Altrimenti, potrebbero indicare una pretesa chiara e inflessibile da seguire persino se la situazione sul campo non la giustificasse. Applicata alla corrente situazione in Iraq, significherebbe accettare una sconfitta. In altre parole, se ordinassimo ai comandanti delle truppe statunitensi di ridurre le forze nelle aree dove la sicurezza non può venire garantita senza il loro contributo, staremmo in effetti ordinando loro di tollerare un aumento della violenza e delle attività terroristiche in quelle zone. Se allargassimo tale ordine all’intero paese, staremmo in pratica avvallando il fallimento della missione a tutto campo.
Alcuni sostengono che gli Stati Uniti hanno già fallito in Iraq, e che una vittoria è oramai impossibile. Le prove concrete dell’aumento della sicurezza nel paese e delle prime avvisaglie di movimenti politici sembrano contrastare apertamente tale tesi; tuttavia, se si crede fermamente che il successo non è più possibile, allora avrebbe senso esigere un mutamento di strategia. Persino in tale caso, porre scadenze arbitrarie ai tempi e al numero di forze per la missione sarebbe estremamente pericoloso. Se Harry Reid ha ragione e gli Stati Uniti hanno già perso la guerra in Iraq, non ne segue comunque che possiamo semplicemente ritirarci e lasciare che tutti i nostri interessi nella regione vengano messi da parte.
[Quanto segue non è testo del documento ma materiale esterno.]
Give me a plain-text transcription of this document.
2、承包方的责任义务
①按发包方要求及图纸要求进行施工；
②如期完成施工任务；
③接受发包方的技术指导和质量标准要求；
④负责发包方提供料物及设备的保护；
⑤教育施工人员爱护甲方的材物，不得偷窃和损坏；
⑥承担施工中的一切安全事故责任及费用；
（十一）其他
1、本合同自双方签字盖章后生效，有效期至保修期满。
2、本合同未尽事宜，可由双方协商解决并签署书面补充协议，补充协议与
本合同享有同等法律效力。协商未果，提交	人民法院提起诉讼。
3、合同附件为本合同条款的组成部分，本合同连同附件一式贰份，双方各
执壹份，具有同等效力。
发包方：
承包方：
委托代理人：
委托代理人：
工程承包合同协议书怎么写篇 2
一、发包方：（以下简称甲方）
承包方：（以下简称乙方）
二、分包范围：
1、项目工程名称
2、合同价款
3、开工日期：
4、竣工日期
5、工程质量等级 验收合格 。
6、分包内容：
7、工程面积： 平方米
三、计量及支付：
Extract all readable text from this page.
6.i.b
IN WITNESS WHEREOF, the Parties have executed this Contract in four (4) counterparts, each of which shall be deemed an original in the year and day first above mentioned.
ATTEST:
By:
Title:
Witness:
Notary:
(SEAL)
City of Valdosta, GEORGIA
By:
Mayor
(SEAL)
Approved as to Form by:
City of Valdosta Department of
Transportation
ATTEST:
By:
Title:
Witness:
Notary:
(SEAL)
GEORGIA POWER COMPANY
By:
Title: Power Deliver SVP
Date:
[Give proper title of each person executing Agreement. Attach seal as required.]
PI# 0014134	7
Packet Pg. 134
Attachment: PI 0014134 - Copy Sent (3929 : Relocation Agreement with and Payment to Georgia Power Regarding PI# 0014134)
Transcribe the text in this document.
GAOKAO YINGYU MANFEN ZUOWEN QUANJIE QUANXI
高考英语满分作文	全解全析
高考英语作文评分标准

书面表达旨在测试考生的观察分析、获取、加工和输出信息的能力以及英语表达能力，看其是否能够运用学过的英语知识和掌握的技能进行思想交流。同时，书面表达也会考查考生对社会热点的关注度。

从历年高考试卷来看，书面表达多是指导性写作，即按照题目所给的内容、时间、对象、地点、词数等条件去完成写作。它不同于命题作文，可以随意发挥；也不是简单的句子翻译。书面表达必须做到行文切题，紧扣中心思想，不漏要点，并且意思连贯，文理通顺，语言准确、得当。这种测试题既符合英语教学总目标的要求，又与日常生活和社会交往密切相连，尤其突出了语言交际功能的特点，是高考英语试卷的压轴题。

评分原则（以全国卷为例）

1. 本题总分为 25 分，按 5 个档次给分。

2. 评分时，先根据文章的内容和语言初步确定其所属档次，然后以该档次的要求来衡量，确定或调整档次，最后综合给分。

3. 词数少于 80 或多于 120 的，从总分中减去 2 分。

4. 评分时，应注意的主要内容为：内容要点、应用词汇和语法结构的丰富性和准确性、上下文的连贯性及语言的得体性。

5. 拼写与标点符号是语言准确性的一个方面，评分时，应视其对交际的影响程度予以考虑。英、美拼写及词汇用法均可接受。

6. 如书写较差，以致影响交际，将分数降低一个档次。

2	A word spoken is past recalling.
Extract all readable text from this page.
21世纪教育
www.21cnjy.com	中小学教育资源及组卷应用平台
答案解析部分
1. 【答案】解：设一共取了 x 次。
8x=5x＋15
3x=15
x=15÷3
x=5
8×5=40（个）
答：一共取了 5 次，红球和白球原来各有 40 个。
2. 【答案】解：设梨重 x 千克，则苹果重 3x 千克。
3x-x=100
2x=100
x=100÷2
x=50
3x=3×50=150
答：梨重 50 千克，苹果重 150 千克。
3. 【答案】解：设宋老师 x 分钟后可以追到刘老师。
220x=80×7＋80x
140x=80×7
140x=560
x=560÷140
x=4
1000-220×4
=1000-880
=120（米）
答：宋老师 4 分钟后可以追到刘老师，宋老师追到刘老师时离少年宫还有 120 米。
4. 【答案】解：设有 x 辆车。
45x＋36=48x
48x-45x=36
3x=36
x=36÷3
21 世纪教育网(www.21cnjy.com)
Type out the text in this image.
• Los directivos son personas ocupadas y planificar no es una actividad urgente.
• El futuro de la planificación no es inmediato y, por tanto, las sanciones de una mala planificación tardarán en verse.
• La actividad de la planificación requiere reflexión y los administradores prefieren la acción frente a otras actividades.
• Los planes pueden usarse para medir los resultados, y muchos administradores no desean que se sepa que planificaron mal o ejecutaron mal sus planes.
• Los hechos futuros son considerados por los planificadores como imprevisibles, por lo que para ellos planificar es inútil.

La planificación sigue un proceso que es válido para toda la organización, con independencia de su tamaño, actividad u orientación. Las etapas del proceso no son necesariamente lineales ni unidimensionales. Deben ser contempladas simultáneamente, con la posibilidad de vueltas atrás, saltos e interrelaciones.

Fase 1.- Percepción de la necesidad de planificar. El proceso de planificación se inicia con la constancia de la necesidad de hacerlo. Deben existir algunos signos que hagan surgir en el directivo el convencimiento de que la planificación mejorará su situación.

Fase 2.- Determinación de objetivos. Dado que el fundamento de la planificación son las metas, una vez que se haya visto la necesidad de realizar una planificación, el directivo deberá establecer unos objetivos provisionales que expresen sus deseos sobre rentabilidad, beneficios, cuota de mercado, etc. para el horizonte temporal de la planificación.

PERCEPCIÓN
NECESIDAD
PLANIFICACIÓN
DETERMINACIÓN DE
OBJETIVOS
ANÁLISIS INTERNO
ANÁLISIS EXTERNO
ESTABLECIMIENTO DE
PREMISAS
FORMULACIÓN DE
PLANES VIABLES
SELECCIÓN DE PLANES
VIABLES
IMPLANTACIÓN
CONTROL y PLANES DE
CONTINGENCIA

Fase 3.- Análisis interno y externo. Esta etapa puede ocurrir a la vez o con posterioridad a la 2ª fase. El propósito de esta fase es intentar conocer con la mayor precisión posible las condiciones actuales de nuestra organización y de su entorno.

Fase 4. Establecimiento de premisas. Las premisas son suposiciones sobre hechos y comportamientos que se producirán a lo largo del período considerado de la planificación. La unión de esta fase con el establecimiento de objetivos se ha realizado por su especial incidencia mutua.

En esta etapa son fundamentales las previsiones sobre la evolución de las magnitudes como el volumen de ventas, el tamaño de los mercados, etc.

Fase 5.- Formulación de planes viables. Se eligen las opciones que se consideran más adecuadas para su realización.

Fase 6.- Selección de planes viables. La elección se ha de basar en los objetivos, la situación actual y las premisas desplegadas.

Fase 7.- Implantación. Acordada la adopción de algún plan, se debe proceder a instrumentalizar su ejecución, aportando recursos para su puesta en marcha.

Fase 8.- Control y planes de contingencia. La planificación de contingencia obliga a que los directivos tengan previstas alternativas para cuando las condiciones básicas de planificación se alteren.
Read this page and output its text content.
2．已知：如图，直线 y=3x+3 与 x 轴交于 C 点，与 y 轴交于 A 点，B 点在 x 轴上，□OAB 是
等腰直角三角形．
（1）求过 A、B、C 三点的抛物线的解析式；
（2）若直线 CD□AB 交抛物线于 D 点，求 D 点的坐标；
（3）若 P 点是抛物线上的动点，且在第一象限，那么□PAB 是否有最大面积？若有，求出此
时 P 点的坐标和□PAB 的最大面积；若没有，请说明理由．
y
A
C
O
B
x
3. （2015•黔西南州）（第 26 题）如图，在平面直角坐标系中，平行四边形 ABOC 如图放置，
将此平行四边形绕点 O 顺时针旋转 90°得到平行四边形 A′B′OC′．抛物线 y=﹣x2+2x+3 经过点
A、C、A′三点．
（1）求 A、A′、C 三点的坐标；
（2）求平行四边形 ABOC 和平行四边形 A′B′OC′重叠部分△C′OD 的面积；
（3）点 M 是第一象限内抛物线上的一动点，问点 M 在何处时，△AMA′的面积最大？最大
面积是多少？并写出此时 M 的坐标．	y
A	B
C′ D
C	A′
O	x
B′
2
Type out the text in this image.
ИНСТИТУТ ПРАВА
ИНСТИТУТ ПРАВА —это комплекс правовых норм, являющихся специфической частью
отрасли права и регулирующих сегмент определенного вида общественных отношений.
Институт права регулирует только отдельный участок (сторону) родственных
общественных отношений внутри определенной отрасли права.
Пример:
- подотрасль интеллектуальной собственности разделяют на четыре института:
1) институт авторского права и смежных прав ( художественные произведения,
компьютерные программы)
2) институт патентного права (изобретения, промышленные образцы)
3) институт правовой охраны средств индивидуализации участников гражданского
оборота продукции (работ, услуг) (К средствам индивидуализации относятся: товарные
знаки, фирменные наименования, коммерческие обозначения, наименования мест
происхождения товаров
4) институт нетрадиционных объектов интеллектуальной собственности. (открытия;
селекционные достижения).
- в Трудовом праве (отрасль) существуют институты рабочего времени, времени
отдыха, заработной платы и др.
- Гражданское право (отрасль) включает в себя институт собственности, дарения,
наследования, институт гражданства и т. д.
Persino gli oppositori della guerra che chiedono l’immediata riduzione delle truppe riconoscono che gli Usa dovranno continuare a combattere Al Qaeda in Iraq, per prevenire il genocidio e i conflitti regionali. Chi può dire con esattezza quante truppe sono necessarie per raggiungere questi obiettivi? E se in Iraq si venisse a sapere che Al Qaeda si sta rafforzando più rapidamente di quanto ci si aspettasse, il Congresso vorrebbe proibire al Presidente Bush di mandare rinforzi alle truppe sul campo, soltanto perché questo potrebbe violare le scadenze? I nostri cittadini vorrebbero realmente che il Congresso sostenesse questa posizione, considerando il rischio che Al Qaeda, fattasi più forte, si prepari ad attaccare gli americani in qualsiasi luogo – inclusi gli Stati Uniti?
È perfettamente comprensibile che i cittadini americani e i loro leaders vogliano avere un’idea generale di quanto tempo ancora i comandanti militari reputino necessario per combattere questa guerra; per questo i comandanti militari forniscono regolarmente rapporti dall’Iraq. Chiaramente, i vertici militari devono stimare le forze richieste per ogni evenienza, pianificando per avere truppe disponibili nelle situazioni più ricorrenti, nelle occorrenze semplici così come in eventuali emergenze. Tuttavia non appena la discussione si sposta dalla situazione in Iraq a considerazioni arbitrarie su date e numeri delle forze, ci si dimentica di proteggere gli interessi e i cittadini americani, e ci si muove inesorabilmente verso l’accettazione della sconfitta. Forse qualcuno preferisce accettare una sconfitta, con la sua brava lista di conseguenze; ma non credo siano in molti.
Frederick W. Kagan è Resident fellow presso l’American Enterprise Institute.